A big thank you to farmers who planted cover crops after this challenging year. Cover crops will hold soil and nutrients in place through the winter and early spring. That could be especially important this year.
After a drought, nitrogen that might normally have been taken up by a high-yielding crop or flushed away by rainfall remains in the soil. That leftover nitrogen could be available for next year’s crop, but only if:
A) we have a dry spring, or
B) farmers have made use of practices like cover crops or nitrification inhibitors that prevent nitrogen losses during the fallow season.

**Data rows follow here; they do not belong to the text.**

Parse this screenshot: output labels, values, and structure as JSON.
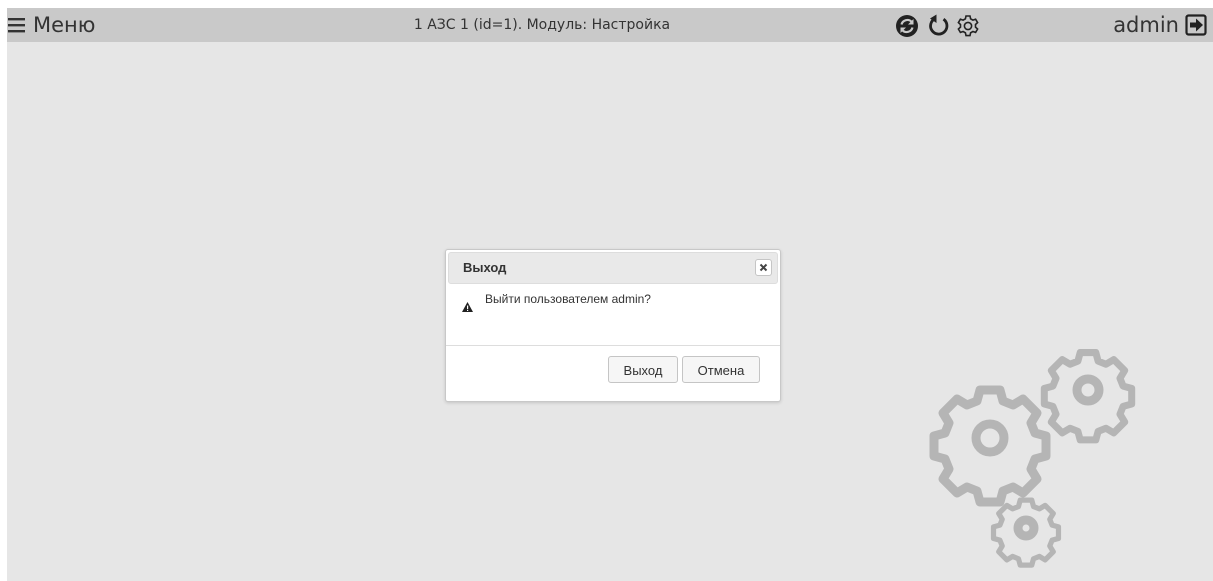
{
  "header": {
    "menu_label": "Меню",
    "title": "1 АЗС 1 (id=1). Модуль: Настройка",
    "user_name": "admin",
    "icons": [
      "sync-icon",
      "refresh-icon",
      "settings-icon",
      "logout-icon"
    ]
  },
  "dialog": {
    "title": "Выход",
    "message": "Выйти пользователем admin?",
    "confirm_label": "Выход",
    "cancel_label": "Отмена"
  },
  "colors": {
    "background": "#e6e6e6",
    "header": "#c9c9c9",
    "gear": "#bdbdbd"
  }
}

A drought in 2012 following by a wet spring in 2013 led to nitrate concentrations in excess of 20 mg/L in many rivers in Central Iowa. If we have a wet spring in 2021, we could see this happen again. As one scientific paper put it, “weather whiplash drives deterioration of water quality.”

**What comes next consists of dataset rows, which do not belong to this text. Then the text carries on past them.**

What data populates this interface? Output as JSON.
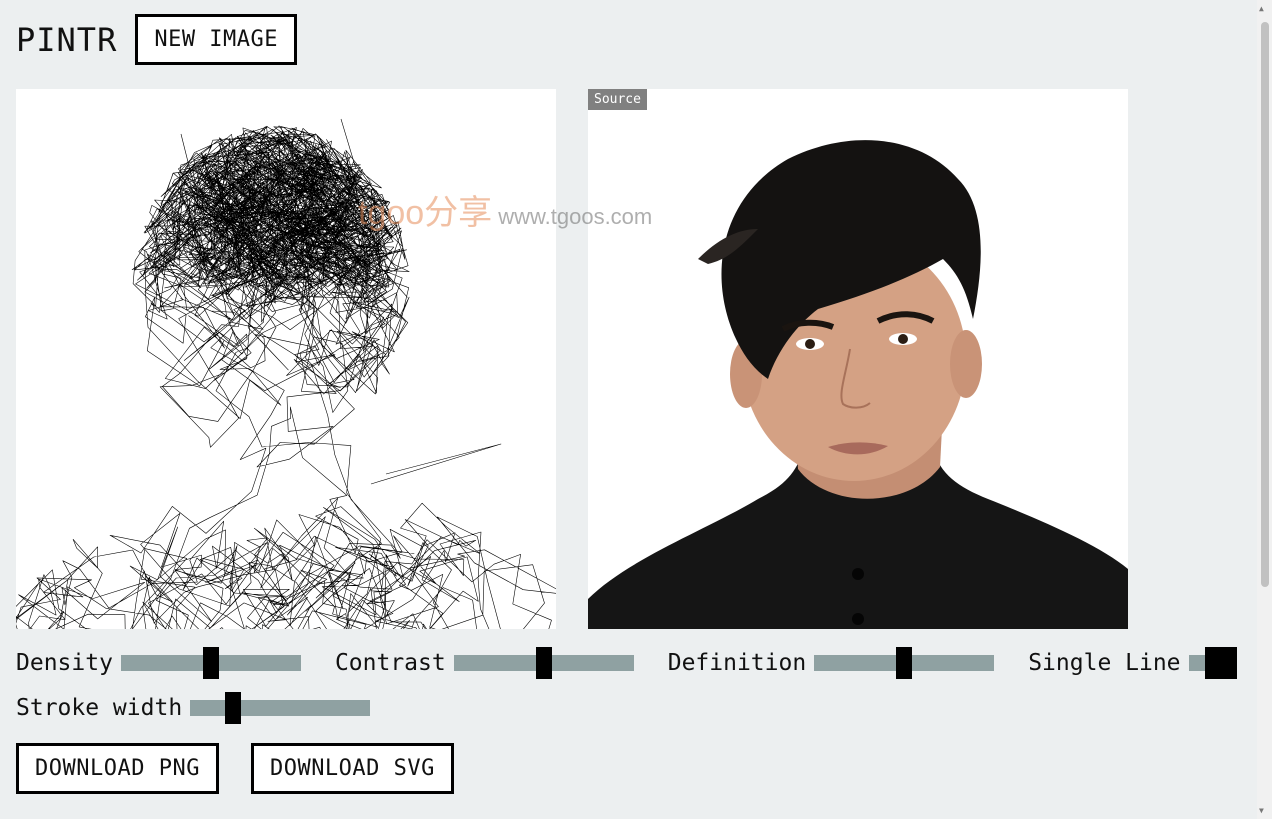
{
  "app": {
    "logo": "PINTR",
    "new_image_label": "NEW IMAGE"
  },
  "source_badge": "Source",
  "watermark": {
    "brand": "tgoo分享",
    "url": "www.tgoos.com"
  },
  "controls": {
    "density": {
      "label": "Density",
      "value": 0.5
    },
    "contrast": {
      "label": "Contrast",
      "value": 0.5
    },
    "definition": {
      "label": "Definition",
      "value": 0.5
    },
    "single_line": {
      "label": "Single Line",
      "on": true
    },
    "stroke_width": {
      "label": "Stroke width",
      "value": 0.24
    }
  },
  "downloads": {
    "png_label": "DOWNLOAD PNG",
    "svg_label": "DOWNLOAD SVG"
  },
  "colors": {
    "background": "#eceff0",
    "slider_track": "#8fa1a2",
    "badge_bg": "#808080"
  }
}
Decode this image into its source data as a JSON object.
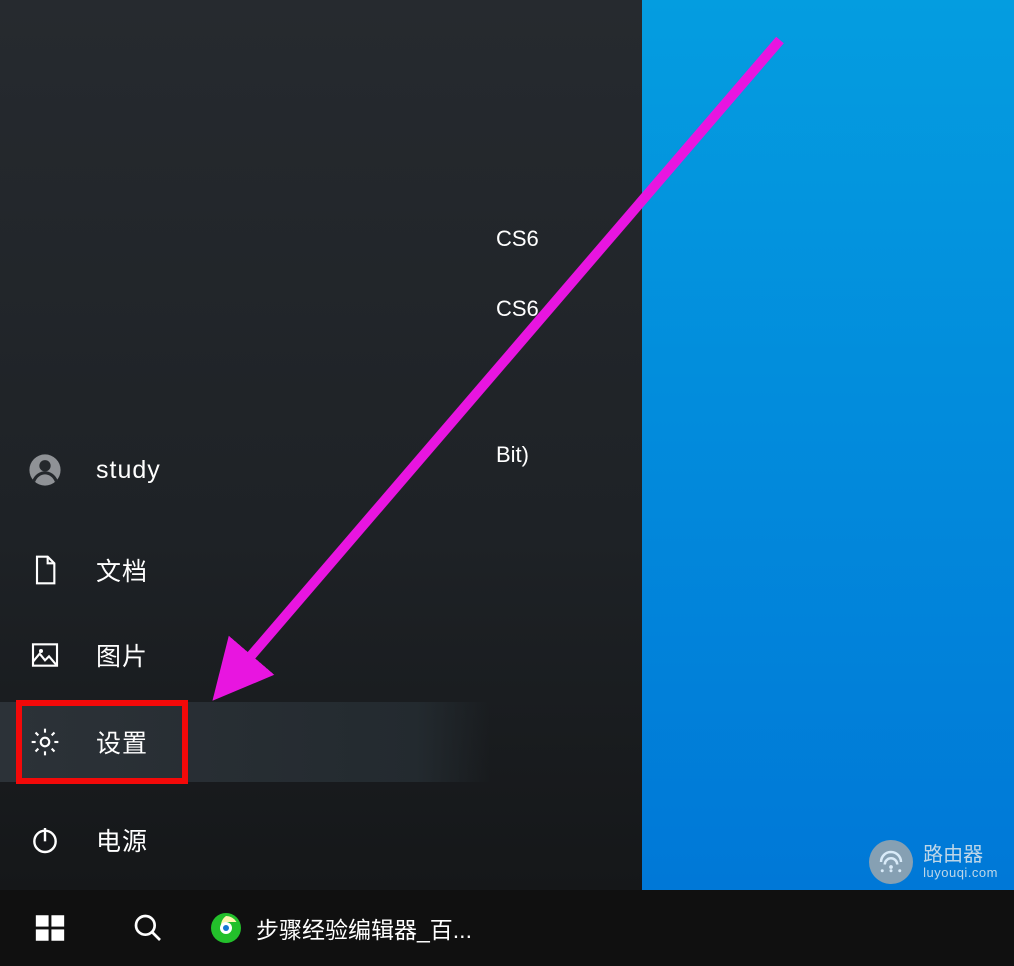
{
  "railItems": {
    "user": "study",
    "documents": "文档",
    "pictures": "图片",
    "settings": "设置",
    "power": "电源"
  },
  "appFragments": {
    "cs6_1": "CS6",
    "cs6_2": "CS6",
    "bit": "Bit)"
  },
  "taskbar": {
    "taskTitle": "步骤经验编辑器_百..."
  },
  "watermark": {
    "title": "路由器",
    "sub": "luyouqi.com"
  },
  "colors": {
    "annotationArrow": "#e815e0",
    "highlightBorder": "#f30909",
    "desktopTop": "#049de0"
  }
}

“Weather whiplash” can also help explain the long-term trends I’ve been seeing in the South Skunk River and its tributaries: a decline in nitrate concentrations from 2005-2012, a big jump in 2013, and another decline over the past 7 years. I’ll walk you through my analysis.
Explaining nitrate concentrations in the South Skunk River
Technical details, feel free to skip: This data was collected by the City of Ames just upstream of wastewater treatment plant. The City has monitored the South Skunk River above and below its wastewater treatment plant almost every week since 2003! Flow is measured continuously at a few miles upstream USGS gage near S. 16th St. I’ve summarized nitrate concentrations and streamflow by season (Jan-Mar, Apr-Jun, Jul-Sep, Oct-Dec). At each step of the way, I apply a linear regression equation and graph the model residuals. Taken together, these three factors explain 59% of the variation. The effects of “weather whiplash” may extend beyond one year, since nitrate from some parts of the field may travel more slowly to streams via groundwater.

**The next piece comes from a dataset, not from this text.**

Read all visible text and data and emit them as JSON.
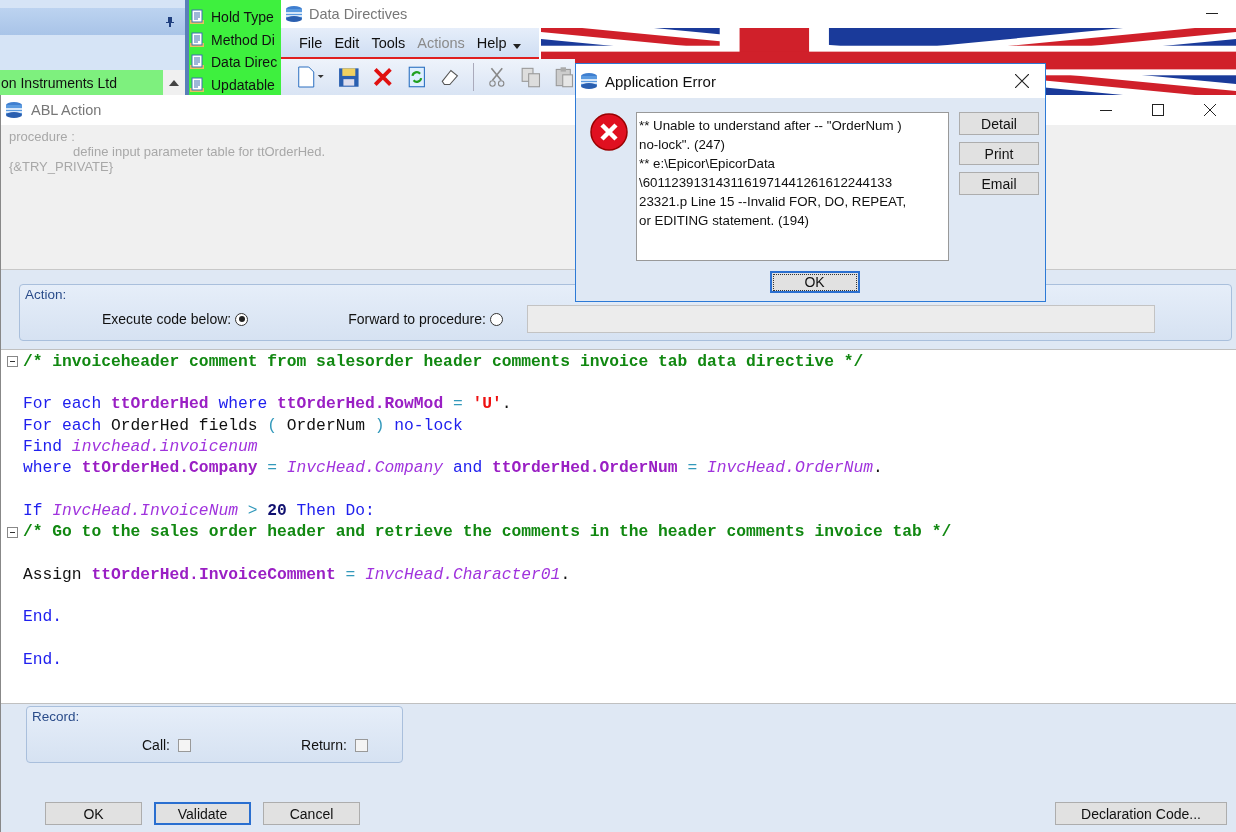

In a given quarter, nitrate concentrations in the South Skunk can be up to 10 mg/L higher than the long-term average, or as much as 10 mg/L lower. The following graphs show how much variation is left to explain after correcting for current weather, last year’s weather, and season.
The lowest nitrate concentrations can be explained by streamflow: when the weather is dry and tiles aren’t flowing, nitrate levels in rivers taper off to the background levels seen in groundwater.
The highest nitrate concentrations can be explained by weather over the previous 12 months: a wet period following a dry period will flush out nitrate that’s accumulated in the soil.
After that, there’s still a seasonal pattern independent of rainfall: nitrogen is most susceptible to loss in spring when soils are bare and microbial activity picks up (April-June) and least susceptible when the maturing crop is using up the available nitrogen (July-Sept).
Can some of the remaining pattern be explained by greater adoption of conservation practices in the watershed in the past 5 years? We hope so, but let’s see what happens next spring!